Gazeteci olarak eğitimin son 30 yılını çok yakından izlediğim için biliyorum. Adeta proje manyağı olduk. Her gelen bakan Amerika’yı yeniden keşfedercesine, eğitime, yeni bir yön vermeye kalktı. Bırakın farklı iktidarları, aynı iktidarın farklı bakanları bile kendinden önce yapılanları yok saydı. Enkaz edebiyatının dik alasını yapıyorlar...

Liselerde yeni düzenmiş!

Bakan Dinçer, eğitime ciddi anlamda çeki düzen vermek isteyen ender bakanlardan birisi. Elini nereye atsa, lime lime döküldüğü için, topyekzn bir reform hareketine girişti. Her şeyi değiştiriyor. Ama bunu yaparken de çoğu zaman dozunu kaçırıyor...

Eğitim, dün, yine bütün gazetelerde manşet, ana haber bültenlerinde de ilk haberdi. Çünkü çok önemli kararlardan söz ediliyor. Orta Öğretim Kurumları Yönetmeliği değiştirilerek, devamsızlıktan, sınıf geçme sistemine kadar çok önemli düzenlemelere imza atılacakmış.

Haberin Devamı

Peki, bu düzenlemeler, eğitimi rahatlatır, kaliteyi yükseltir mi? Daha da önemlisi kalıcı olur mu? Evet demek o kadar zor ki!..

45 gün devamsızlık

Yeni düzenlemeye göre, devamsızlık süresi 20 günden 45 güne çıkartılacakmış. İlk tepkim yuh oldu. Dünyadaki en kısa eğitim süresi zaten bizde. 180 iş günü. Yani okula gidilmeyen gün sayısı, gidilenden daha fazla. Bu 180 günün 20 günü, zaten, açılış, kapanış, bayram, seyran, kar tatili derken gidiyor. Şimdi buna 45 gün devamsızlığı da indirdiğinizde geriye 115 gün kalır ki, sınavlar için ayrılan günleri de çıkardığınızda, ders için ayrılan süre 100 günün altına düşüyor. Okulların yarından fazlasında, tam gün değil, yarım gün eğitim yapıldığı dikkate alındığında, durumun ne kadar içler acısı hale geleceğini, ne siz sorun, ne de ben anlatayım.

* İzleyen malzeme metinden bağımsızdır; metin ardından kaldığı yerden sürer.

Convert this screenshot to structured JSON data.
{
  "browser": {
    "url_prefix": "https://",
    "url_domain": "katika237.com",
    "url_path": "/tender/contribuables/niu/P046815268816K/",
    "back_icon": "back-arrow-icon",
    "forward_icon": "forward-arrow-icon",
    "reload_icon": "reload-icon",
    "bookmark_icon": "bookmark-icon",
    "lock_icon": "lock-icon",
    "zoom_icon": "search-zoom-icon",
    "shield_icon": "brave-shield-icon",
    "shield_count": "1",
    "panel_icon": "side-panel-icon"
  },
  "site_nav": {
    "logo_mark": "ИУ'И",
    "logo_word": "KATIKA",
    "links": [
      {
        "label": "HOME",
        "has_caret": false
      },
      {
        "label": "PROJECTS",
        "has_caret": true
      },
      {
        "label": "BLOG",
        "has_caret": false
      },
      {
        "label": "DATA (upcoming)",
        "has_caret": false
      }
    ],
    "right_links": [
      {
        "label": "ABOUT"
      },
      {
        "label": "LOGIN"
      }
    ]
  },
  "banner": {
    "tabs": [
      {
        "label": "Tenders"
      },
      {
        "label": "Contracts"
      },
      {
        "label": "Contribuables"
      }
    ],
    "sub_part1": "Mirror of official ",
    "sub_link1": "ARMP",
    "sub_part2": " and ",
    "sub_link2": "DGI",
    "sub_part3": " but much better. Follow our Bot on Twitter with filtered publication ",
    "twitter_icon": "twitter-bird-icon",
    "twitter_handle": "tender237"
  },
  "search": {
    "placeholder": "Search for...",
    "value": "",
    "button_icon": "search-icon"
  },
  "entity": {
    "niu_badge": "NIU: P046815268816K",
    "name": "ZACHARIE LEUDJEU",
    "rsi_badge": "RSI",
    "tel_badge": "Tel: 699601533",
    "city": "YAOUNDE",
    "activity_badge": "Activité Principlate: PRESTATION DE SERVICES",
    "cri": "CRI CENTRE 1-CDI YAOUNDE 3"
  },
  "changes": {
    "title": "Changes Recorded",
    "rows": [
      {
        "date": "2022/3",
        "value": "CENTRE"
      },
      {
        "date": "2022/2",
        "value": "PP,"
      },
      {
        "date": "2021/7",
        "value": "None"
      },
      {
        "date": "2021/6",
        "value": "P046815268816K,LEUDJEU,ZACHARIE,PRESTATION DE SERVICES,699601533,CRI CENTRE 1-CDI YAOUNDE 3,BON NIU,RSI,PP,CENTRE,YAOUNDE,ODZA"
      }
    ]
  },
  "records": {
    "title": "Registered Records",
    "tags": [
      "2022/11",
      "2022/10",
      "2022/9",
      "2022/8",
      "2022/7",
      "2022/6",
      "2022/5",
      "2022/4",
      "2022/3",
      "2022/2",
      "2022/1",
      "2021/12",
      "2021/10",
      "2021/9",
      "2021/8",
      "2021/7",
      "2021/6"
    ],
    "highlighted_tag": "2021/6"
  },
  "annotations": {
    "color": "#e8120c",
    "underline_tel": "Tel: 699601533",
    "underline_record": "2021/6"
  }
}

Yeni sistemle YGS’de sıfır alan sayısı 100 binlere tırmanırsa hiç şaşırmayalım ve kabahati de uzakta aramayalım!..

Ha şimdi birileri çıkıp da, bugünkü bu sistemle 365 gün eğitim olsa ne yazar diyebilirler. Ne olur demesinler! Yoksa tuz da kokar!..

Haberin Devamı

6 zayıfla sınıf geç

Yeni sisteme göre, sınıf geçme notunun iyice indirilerek, 6 zayıfı olanlar da sorumlu olarak bir üst sınıfa geçebilecekmiş. Oh ne ala. Keşke hiç okula gidilmeden, yılsonunda bir sınava girilip sınıf geçilse. Hatta diploma verilse. İşte o zaman hiç bu ayrıntılara gerek kalmaz...

MEB dünden bugüne, sınıfta kalmayı neden imkânsız hale getiriyor, hiç düşündünüz mü? Okullarda yer yok, bu yüzden. Bir milyon öğrencinin sınıfta kalması demek, artı bir milyon kontenjan demek ve siz bırakın sınıfta kalanları, okula yeni başlayanlara derslik bulmak mümkün değil...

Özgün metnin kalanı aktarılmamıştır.